In case more than one grouping variable is used, there are several options of calling calc.stError()
depending on whether combinations of grouping levels should be regarded or not. We will consider the variables gender
and region
as our grouping variables and show three options on how calc.stError()
can be called.
Calculate the point estimate and standard error for each region and each gender. The number of rows in the output is therefore
\[n_\text{periods}\cdot(n_\text{regions} + n_\text{genders} + 1) = 1\cdot(9 + 2 + 1) = 12.\]
The last row is again the estimate for the whole period.
povertyRates <- calc.stError(dat2, var = "povertyRisk", fun = weightedRatio,
group = c("gender", "region"))
povertyRates$Estimates
## year n N gender region val_povertyRisk stE_povertyRisk
## 1: 2010 549 260564 <NA> Burgenland 19.53984 1.8042764
## 2: 2010 733 377355 <NA> Vorarlberg 16.53731 3.2896891
## 3: 2010 924 535451 <NA> Salzburg 13.78734 2.2585866
## 4: 2010 1078 563648 <NA> Carinthia 13.08627 1.7469304
## 5: 2010 1317 701899 <NA> Tyrol 15.30819 1.3943715
## 6: 2010 2295 1167045 <NA> Styria 14.37464 1.3500431
## 7: 2010 2322 1598931 <NA> Vienna 17.23468 1.0428496
## 8: 2010 2804 1555709 <NA> Lower Austria 13.84362 1.7034375
## 9: 2010 2805 1421620 <NA> Upper Austria 10.88977 0.8709790
## 10: 2010 7267 3979572 male <NA> 12.02660 0.6303407
## 11: 2010 7560 4202650 female <NA> 16.73351 0.6300745
## 12: 2010 14827 8182222 <NA> <NA> 14.44422 0.5838199
state
and gender
Split the data by all combinations of the two grouping variables. This will result in a larger output-table of the size
\[n_\text{periods}\cdot(n_\text{regions} \cdot n_\text{genders} + 1) = 1\cdot(9\cdot2 + 1)= 19.\]

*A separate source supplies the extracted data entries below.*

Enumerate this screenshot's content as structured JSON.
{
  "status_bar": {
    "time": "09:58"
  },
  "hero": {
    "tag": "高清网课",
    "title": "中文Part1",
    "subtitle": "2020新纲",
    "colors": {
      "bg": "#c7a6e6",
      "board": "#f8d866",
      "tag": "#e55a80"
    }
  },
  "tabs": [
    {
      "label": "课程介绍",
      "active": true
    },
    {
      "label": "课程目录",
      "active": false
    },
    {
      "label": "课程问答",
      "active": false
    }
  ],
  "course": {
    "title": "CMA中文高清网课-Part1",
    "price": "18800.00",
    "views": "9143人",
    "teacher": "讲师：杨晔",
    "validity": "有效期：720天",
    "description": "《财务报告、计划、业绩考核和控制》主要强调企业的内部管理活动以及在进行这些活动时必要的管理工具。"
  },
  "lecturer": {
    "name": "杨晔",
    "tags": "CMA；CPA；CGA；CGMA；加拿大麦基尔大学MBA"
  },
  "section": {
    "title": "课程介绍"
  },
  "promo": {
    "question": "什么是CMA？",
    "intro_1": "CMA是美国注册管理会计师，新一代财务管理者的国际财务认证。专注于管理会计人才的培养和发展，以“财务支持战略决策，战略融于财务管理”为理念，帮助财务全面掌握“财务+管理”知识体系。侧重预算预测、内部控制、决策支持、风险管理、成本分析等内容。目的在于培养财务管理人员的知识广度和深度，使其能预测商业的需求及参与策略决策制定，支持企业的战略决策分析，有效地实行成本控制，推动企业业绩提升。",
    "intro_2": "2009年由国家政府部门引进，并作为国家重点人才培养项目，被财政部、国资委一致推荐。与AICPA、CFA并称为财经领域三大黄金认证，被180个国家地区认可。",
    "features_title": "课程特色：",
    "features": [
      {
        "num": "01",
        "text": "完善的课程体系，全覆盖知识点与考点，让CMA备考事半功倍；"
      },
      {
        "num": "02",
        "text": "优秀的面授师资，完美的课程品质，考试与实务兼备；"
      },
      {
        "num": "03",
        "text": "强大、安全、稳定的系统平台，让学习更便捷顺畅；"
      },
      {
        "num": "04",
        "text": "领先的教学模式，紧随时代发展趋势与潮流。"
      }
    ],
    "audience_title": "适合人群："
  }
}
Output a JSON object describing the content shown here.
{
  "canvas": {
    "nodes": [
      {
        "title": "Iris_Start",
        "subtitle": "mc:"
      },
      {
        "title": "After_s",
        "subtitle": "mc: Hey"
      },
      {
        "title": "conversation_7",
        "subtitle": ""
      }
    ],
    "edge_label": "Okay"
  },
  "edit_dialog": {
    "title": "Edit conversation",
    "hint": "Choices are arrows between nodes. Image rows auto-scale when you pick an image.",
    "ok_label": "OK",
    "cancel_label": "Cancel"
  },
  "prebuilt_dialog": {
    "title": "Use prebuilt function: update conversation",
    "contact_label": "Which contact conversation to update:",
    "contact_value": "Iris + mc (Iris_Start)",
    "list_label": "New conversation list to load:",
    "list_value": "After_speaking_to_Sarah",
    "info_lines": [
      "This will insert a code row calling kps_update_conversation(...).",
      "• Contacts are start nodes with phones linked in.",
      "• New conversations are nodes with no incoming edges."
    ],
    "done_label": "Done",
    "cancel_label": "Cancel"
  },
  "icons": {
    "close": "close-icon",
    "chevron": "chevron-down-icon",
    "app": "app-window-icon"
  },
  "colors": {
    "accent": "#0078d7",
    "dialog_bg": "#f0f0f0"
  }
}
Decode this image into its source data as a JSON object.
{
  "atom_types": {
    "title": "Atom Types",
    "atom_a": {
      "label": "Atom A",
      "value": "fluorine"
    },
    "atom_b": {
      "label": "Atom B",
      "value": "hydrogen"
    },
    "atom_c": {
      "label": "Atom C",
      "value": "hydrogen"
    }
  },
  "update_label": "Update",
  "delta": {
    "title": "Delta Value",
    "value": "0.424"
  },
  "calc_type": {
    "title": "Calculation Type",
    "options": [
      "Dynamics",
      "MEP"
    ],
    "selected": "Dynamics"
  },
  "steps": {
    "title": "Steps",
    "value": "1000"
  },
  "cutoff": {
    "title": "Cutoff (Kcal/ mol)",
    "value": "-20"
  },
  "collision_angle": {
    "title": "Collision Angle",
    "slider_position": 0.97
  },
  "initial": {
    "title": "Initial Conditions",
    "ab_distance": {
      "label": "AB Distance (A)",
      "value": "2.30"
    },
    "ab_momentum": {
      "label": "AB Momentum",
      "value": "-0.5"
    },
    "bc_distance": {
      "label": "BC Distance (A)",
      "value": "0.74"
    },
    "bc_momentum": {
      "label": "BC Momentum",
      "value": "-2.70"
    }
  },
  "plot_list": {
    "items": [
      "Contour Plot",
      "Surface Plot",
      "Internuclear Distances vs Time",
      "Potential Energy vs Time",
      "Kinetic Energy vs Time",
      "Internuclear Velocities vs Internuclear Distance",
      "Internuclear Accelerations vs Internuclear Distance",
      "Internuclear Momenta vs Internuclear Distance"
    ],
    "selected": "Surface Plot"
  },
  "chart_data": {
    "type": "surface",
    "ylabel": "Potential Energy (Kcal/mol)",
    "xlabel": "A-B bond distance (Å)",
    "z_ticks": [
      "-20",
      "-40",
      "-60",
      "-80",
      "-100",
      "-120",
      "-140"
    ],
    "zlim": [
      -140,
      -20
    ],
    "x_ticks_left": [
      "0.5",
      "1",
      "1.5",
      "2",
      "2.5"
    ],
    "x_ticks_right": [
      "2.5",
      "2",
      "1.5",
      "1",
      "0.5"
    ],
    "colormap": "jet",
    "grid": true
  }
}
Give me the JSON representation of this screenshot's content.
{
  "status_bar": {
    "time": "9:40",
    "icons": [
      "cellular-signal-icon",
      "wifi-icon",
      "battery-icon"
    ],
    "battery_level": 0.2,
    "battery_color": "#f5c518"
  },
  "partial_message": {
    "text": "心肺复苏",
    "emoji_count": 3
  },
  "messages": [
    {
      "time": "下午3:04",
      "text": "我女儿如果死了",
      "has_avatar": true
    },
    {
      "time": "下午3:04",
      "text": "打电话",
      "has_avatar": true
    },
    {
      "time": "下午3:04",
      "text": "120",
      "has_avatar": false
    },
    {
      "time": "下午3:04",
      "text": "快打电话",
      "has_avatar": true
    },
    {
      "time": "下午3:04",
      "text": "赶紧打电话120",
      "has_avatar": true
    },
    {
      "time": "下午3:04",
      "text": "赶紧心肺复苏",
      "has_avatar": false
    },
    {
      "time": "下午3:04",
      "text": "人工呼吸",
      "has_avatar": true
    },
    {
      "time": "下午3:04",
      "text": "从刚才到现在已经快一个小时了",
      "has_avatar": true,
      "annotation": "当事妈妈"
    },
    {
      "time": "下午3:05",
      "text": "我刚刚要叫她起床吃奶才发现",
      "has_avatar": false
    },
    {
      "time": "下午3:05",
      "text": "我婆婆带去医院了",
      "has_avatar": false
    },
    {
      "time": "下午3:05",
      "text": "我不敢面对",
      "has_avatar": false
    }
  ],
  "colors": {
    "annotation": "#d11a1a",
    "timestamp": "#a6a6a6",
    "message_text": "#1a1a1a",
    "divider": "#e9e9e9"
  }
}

povertyRates <- calc.stError(dat2, var = "povertyRisk", fun = weightedRatio,
group = list(c("gender", "region")))
povertyRates$Estimates
## year n N gender region val_povertyRisk stE_povertyRisk
## 1: 2010 261 122741.8 male Burgenland 17.414524 2.2332286
## 2: 2010 288 137822.2 female Burgenland 21.432598 2.0899871
## 3: 2010 359 182732.9 male Vorarlberg 12.973259 3.1093204
## 4: 2010 374 194622.1 female Vorarlberg 19.883637 3.7576712
## 5: 2010 440 253143.7 male Salzburg 9.156964 1.9028612
## 6: 2010 484 282307.3 female Salzburg 17.939382 2.5374889
## 7: 2010 517 268581.4 male Carinthia 10.552149 2.0614209
## 8: 2010 561 295066.6 female Carinthia 15.392924 1.9756282
## 9: 2010 650 339566.5 male Tyrol 12.857542 1.0371712
## 10: 2010 667 362332.5 female Tyrol 17.604861 2.2145631
## 11: 2010 1128 571011.7 male Styria 11.671247 1.5111686
## 12: 2010 1132 774405.4 male Vienna 15.590616 1.3348673
## 13: 2010 1167 596033.3 female Styria 16.964539 1.3758548
## 14: 2010 1190 824525.6 female Vienna 18.778813 0.9304295
## 15: 2010 1363 684272.5 male Upper Austria 9.074690 1.1711956
## 16: 2010 1387 772593.2 female Lower Austria 16.372949 1.8366058
## 17: 2010 1417 783115.8 male Lower Austria 11.348283 1.6437512
## 18: 2010 1442 737347.5 female Upper Austria 12.574206 0.7710579
## 19: 2010 14827 8182222.0 <NA> <NA> 14.444218 0.5838199
In this case, the estimates and standard errors are calculated for
The number of rows in the output is therefore
\[n_\text{periods}\cdot(n_\text{regions} \cdot n_\text{genders} + n_\text{regions} + n_\text{genders} + 1) = 1\cdot(9\cdot2 + 9 + 2 + 1) = 30.\]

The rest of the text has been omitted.